Institution:University of Georgia
Region:Southeast (GA, FL, AL)
Project Fiscal Year:2014
Report Received Date:
Project NPB Budget:$20,000
Previous progress from this project has resulted in the development of peanut genotypes with relatively high yield and relatively low aflatoxin contamination when grown under drought and heat stress conditions. Continued breeding efforts are needed to improve the yield and grade to develop drought tolerant peanut cultivars. During this year we continued these breeding efforts and conducted numerous field tests containing breeding lines that we are evaluating to access their tolerance to drought, yield, and grade. These lines were planted in replicated studies at our field at the Gibbs Farm that has ten rain out shelters. The shelters were then used to impose heat and drought stress for the 40 days immediately prior to harvest. Plots were visually rated for drought stress, and the yield and aflatoxin contamination was measured. Breeding lines that had relatively high yield and relatively low aflatoxin were indentified.

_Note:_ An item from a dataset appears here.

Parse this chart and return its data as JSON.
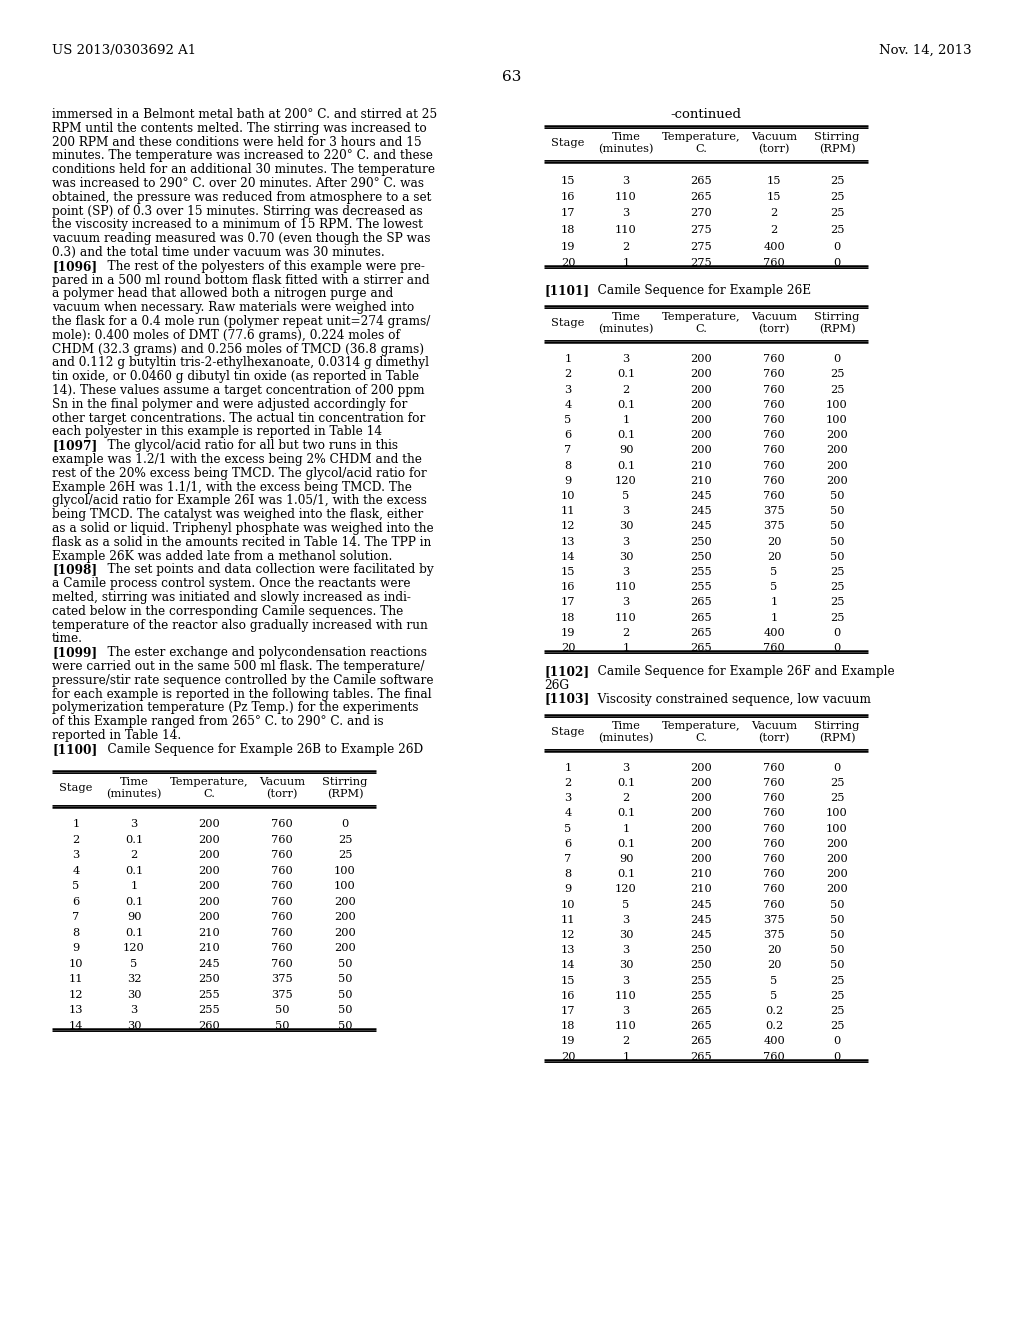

Molecular markers are widely used in other crops to improve breeding efficiency and effectiveness. Use of molecular marker assisted selection (MAS) in peanut breeding has lagged other crops because of a lack of molecular markers for important traits. Recent advances in peanut genomic research have resulted in the development of a few markers that can be used in peanut breeding. In order for the peanut industry to reap the maximum benefits from MAS, additional markers need to be developed for important traits. This should improve the efficiency and effectiveness of all U.S. peanut breeding programs. We have been advancing several recombinant inbred lines (RIL) populations that should be segregating for numerous economically important traits. Seed for these lines were distributed to eight research groups for phenotyping. These data will then be associated with genotypic data to identify QTL (molecular markers) for these traits.